We were trolling in the Claw south of the Dip in 500 fathoms at a spot known for producing bigeye tuna when the lines went screaming off as three 60-pound yellowfins hit our spread. As they were being gaffed and secured, the starboard outside rigger line with a green spreader bar was sitting on the surface of the water out-of-the-way. Suddenly the rigger line exploded and down went the rod as line peeled off at a mile a minute. Patrick, grabbed the rod, and the fight was on. Over and over again line peeled from the reel. Nearly an hour into the battle, Patrick called for the harness but the stubborn Irishman would not give up or pass the rod. Sweat was pouring off his brow but still he would not give up. Slowly he began to gain line as the fish showed signs of tiring. There was no doubt he was into a very big fish. All aboard were filled with anticipation and hoping for a glimpse of the unseen quarry. And then in a flash it was over.
Several years before we were overnighting in the deep south of the shelf. It was a beautiful, clear night and we had two sword lines out with lights and squid and one with a small live porgy caught on the way offshore. Everyone was sleeping except Pat and I; we were enjoying a cigar and a glass of red on one of those still Canyon nights when you do not need to tie up. A million stars lit the sky. In the distance we could see a boat coming our way trolling. What was remarkable was the multicolored underwater lights it displayed.
As it cruised slowly by, the line with the live porgy goes off, and of course it’s a 30-class outfit. “Who put that out?” I wondered as we all stood by helplessly watching as the reel was rapidly being spooled. It was immediately obvious there was no stopping this one. We rushed to fire up the engines but in a flash there was the sickening sound of parting line as the spool ran out. Whatever fish that was haunted us for a very long time. The one that gets away seen at the boat is part of the game, but the one that escapes without being identified breaks your heart.

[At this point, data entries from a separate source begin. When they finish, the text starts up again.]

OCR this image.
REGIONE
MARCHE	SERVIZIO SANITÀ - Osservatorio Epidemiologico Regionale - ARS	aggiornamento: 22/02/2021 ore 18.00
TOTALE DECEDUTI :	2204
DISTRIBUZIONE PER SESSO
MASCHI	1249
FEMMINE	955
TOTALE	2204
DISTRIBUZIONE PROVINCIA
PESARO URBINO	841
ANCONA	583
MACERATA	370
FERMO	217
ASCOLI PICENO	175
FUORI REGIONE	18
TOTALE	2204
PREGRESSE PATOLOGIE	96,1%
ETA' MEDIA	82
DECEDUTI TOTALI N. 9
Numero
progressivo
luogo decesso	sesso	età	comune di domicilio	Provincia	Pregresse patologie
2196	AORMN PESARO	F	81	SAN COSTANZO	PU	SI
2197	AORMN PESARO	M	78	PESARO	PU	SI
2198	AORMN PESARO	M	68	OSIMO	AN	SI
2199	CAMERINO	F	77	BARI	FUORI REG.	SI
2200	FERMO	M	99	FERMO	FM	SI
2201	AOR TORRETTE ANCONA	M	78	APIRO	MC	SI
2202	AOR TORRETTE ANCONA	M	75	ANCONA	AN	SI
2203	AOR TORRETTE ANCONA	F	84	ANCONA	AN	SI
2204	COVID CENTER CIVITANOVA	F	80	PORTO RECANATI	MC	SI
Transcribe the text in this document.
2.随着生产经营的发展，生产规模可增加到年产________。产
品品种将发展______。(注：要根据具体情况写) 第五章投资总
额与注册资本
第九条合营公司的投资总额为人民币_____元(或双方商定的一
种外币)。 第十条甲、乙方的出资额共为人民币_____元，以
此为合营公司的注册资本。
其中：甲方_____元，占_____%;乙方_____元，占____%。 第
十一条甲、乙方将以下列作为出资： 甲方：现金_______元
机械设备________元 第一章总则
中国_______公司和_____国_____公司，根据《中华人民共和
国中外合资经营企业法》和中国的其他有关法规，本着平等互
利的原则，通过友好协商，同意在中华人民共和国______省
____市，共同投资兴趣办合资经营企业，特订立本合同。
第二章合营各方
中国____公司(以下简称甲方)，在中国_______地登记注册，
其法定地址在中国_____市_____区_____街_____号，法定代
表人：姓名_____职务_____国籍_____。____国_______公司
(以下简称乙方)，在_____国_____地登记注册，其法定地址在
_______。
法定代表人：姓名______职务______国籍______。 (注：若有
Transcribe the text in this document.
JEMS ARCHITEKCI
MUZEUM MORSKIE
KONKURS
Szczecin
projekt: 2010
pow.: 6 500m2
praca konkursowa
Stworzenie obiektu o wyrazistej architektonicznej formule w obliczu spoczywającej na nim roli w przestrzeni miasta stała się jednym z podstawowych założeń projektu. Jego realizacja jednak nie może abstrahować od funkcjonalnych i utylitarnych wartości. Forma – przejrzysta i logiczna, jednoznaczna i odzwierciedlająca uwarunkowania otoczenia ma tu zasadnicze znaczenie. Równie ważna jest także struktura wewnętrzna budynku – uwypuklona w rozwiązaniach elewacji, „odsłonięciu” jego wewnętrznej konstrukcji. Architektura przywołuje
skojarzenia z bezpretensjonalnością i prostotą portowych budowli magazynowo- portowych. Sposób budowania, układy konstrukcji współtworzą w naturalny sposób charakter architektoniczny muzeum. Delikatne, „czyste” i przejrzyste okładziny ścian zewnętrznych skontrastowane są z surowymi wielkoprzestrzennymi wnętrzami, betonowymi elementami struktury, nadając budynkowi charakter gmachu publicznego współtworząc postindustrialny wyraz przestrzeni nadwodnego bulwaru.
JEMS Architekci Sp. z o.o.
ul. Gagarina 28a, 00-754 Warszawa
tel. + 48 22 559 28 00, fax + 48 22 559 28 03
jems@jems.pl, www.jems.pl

Mystery fish can and do break your heart offshore but it’s also a phenomenon that occurs inshore as well. Last fall I was fishing the Pocketbook about eight miles east of the Montauk Buoy. I was in a spot where a friend had recently caught an 11-pound fluke. I was alone – a mistake on many counts – and the day was nearing its end. “One or two more drifts and I’m heading in,” I told myself. I had a whole squid teamed with Gulp! on the hook as I prepared for my last drift. A fall chill was in the air, and fluke season was winding down. I knew this could very well be my last shot at a doormat this season.
I had two lines out – holding one rod and dead-sticking the other in the starboard rodholder. Suddenly the dead stick doubled over. I admit I panicked because I realized that this was a big fish and my net was on the opposite side of the cockpit. The fish lunged for the bottom and shook its head but I managed to slowly gain line as I worked my way to mid-ship. My heart was racing – that damn A-fib – as I eased my way toward the landing net on the port side. The fish was still unseen but nearing the surface. As I inched my way closer, there was a heavy shake of the fish’s head, and my prize was gone. The doormat I had dreamed of since fishing from that rowboat with my Dad in Reynolds Channel as a boy was gone.
I suppose it could have been a wandering cow striper, but it fought the battle of a big fluke. The only question left in my mind was just how big was it? Another mystery – another heartbreaker.